The Agents of Young Performers Association, which organized the open letter, said AI clauses are now frequently appearing in kids’ contracts across TV and film projects, but characterized Hasbro’s approach on an international children’s franchise as a tipping point. While the letter does not name Peppa Pig directly, industry sources confirmed to Deadline that it refers to the show.
“Where the performer is a child, consent must be treated with the greatest of care,” the letter reads. “Children cannot provide fully informed legal consent and a parent or guardian’s approval should never be used as a blanket licence to capture, clone, train, or reuse a child’s voice indefinitely. Any agreement involving a child’s voice should be fully exempt from all AI usage.
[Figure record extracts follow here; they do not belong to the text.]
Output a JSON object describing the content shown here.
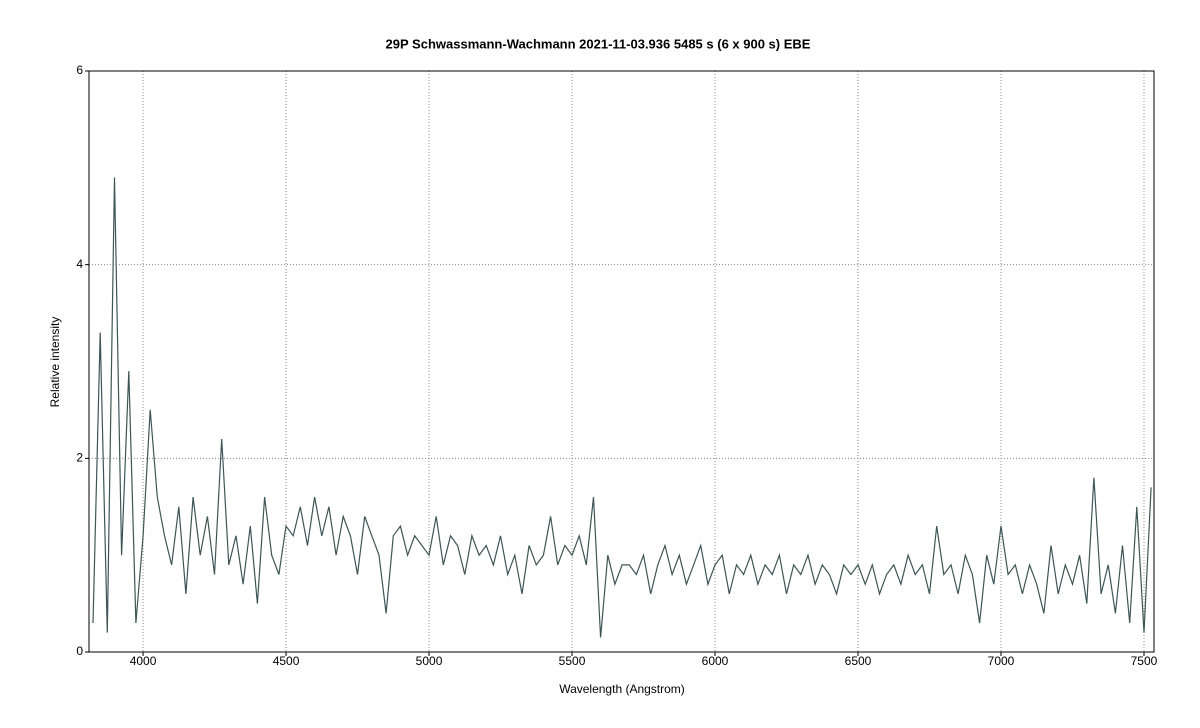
{
  "chart_data": {
    "type": "line",
    "title": "29P Schwassmann-Wachmann  2021-11-03.936  5485 s (6 x 900 s)  EBE",
    "xlabel": "Wavelength (Angstrom)",
    "ylabel": "Relative intensity",
    "xlim": [
      3811,
      7535
    ],
    "ylim": [
      0,
      6
    ],
    "xticks": [
      4000,
      4500,
      5000,
      5500,
      6000,
      6500,
      7000,
      7500
    ],
    "yticks": [
      0,
      2,
      4,
      6
    ],
    "grid": true,
    "x": [
      3825,
      3850,
      3875,
      3900,
      3925,
      3950,
      3975,
      4000,
      4025,
      4050,
      4075,
      4100,
      4125,
      4150,
      4175,
      4200,
      4225,
      4250,
      4275,
      4300,
      4325,
      4350,
      4375,
      4400,
      4425,
      4450,
      4475,
      4500,
      4525,
      4550,
      4575,
      4600,
      4625,
      4650,
      4675,
      4700,
      4725,
      4750,
      4775,
      4800,
      4825,
      4850,
      4875,
      4900,
      4925,
      4950,
      4975,
      5000,
      5025,
      5050,
      5075,
      5100,
      5125,
      5150,
      5175,
      5200,
      5225,
      5250,
      5275,
      5300,
      5325,
      5350,
      5375,
      5400,
      5425,
      5450,
      5475,
      5500,
      5525,
      5550,
      5575,
      5600,
      5625,
      5650,
      5675,
      5700,
      5725,
      5750,
      5775,
      5800,
      5825,
      5850,
      5875,
      5900,
      5925,
      5950,
      5975,
      6000,
      6025,
      6050,
      6075,
      6100,
      6125,
      6150,
      6175,
      6200,
      6225,
      6250,
      6275,
      6300,
      6325,
      6350,
      6375,
      6400,
      6425,
      6450,
      6475,
      6500,
      6525,
      6550,
      6575,
      6600,
      6625,
      6650,
      6675,
      6700,
      6725,
      6750,
      6775,
      6800,
      6825,
      6850,
      6875,
      6900,
      6925,
      6950,
      6975,
      7000,
      7025,
      7050,
      7075,
      7100,
      7125,
      7150,
      7175,
      7200,
      7225,
      7250,
      7275,
      7300,
      7325,
      7350,
      7375,
      7400,
      7425,
      7450,
      7475,
      7500,
      7525
    ],
    "series": [
      {
        "color": "#3d5556",
        "values": [
          0.3,
          3.3,
          0.2,
          4.9,
          1.0,
          2.9,
          0.3,
          1.2,
          2.5,
          1.6,
          1.2,
          0.9,
          1.5,
          0.6,
          1.6,
          1.0,
          1.4,
          0.8,
          2.2,
          0.9,
          1.2,
          0.7,
          1.3,
          0.5,
          1.6,
          1.0,
          0.8,
          1.3,
          1.2,
          1.5,
          1.1,
          1.6,
          1.2,
          1.5,
          1.0,
          1.4,
          1.2,
          0.8,
          1.4,
          1.2,
          1.0,
          0.4,
          1.2,
          1.3,
          1.0,
          1.2,
          1.1,
          1.0,
          1.4,
          0.9,
          1.2,
          1.1,
          0.8,
          1.2,
          1.0,
          1.1,
          0.9,
          1.2,
          0.8,
          1.0,
          0.6,
          1.1,
          0.9,
          1.0,
          1.4,
          0.9,
          1.1,
          1.0,
          1.2,
          0.9,
          1.6,
          0.15,
          1.0,
          0.7,
          0.9,
          0.9,
          0.8,
          1.0,
          0.6,
          0.9,
          1.1,
          0.8,
          1.0,
          0.7,
          0.9,
          1.1,
          0.7,
          0.9,
          1.0,
          0.6,
          0.9,
          0.8,
          1.0,
          0.7,
          0.9,
          0.8,
          1.0,
          0.6,
          0.9,
          0.8,
          1.0,
          0.7,
          0.9,
          0.8,
          0.6,
          0.9,
          0.8,
          0.9,
          0.7,
          0.9,
          0.6,
          0.8,
          0.9,
          0.7,
          1.0,
          0.8,
          0.9,
          0.6,
          1.3,
          0.8,
          0.9,
          0.6,
          1.0,
          0.8,
          0.3,
          1.0,
          0.7,
          1.3,
          0.8,
          0.9,
          0.6,
          0.9,
          0.7,
          0.4,
          1.1,
          0.6,
          0.9,
          0.7,
          1.0,
          0.5,
          1.8,
          0.6,
          0.9,
          0.4,
          1.1,
          0.3,
          1.5,
          0.2,
          1.7
        ]
      }
    ]
  }
}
No child should have their future professional identity shaped by an AI model created before they were old enough to understand its consequences.”
The letter concludes with a direct declaration: “We reject all contracts that require child performers to surrender voice rights indefinitely and without limits.”
Hasbro responded to the controversy in a statement to Deadline, saying the protection of child performers is core to who the company is. “As industry standards around AI continue to evolve, we are committed to engaging with this issue in a responsible and transparent manner,” a spokesperson said, adding that the company was not able to comment on specific negotiations or contractual arrangements.
Created by Mark Baker and Neville Astley in 2004, Peppa Pig has grown into one of the most recognizable children’s franchises in the world. Season 11 premiered in the U.S. on Nickelodeon in March, featuring a storyline in which Peppa’s brother George is revealed to be moderately deaf. That same month, Hasbro installed Adam Redfern, a writer on The Adventures of Paddington, as the show’s new showrunner.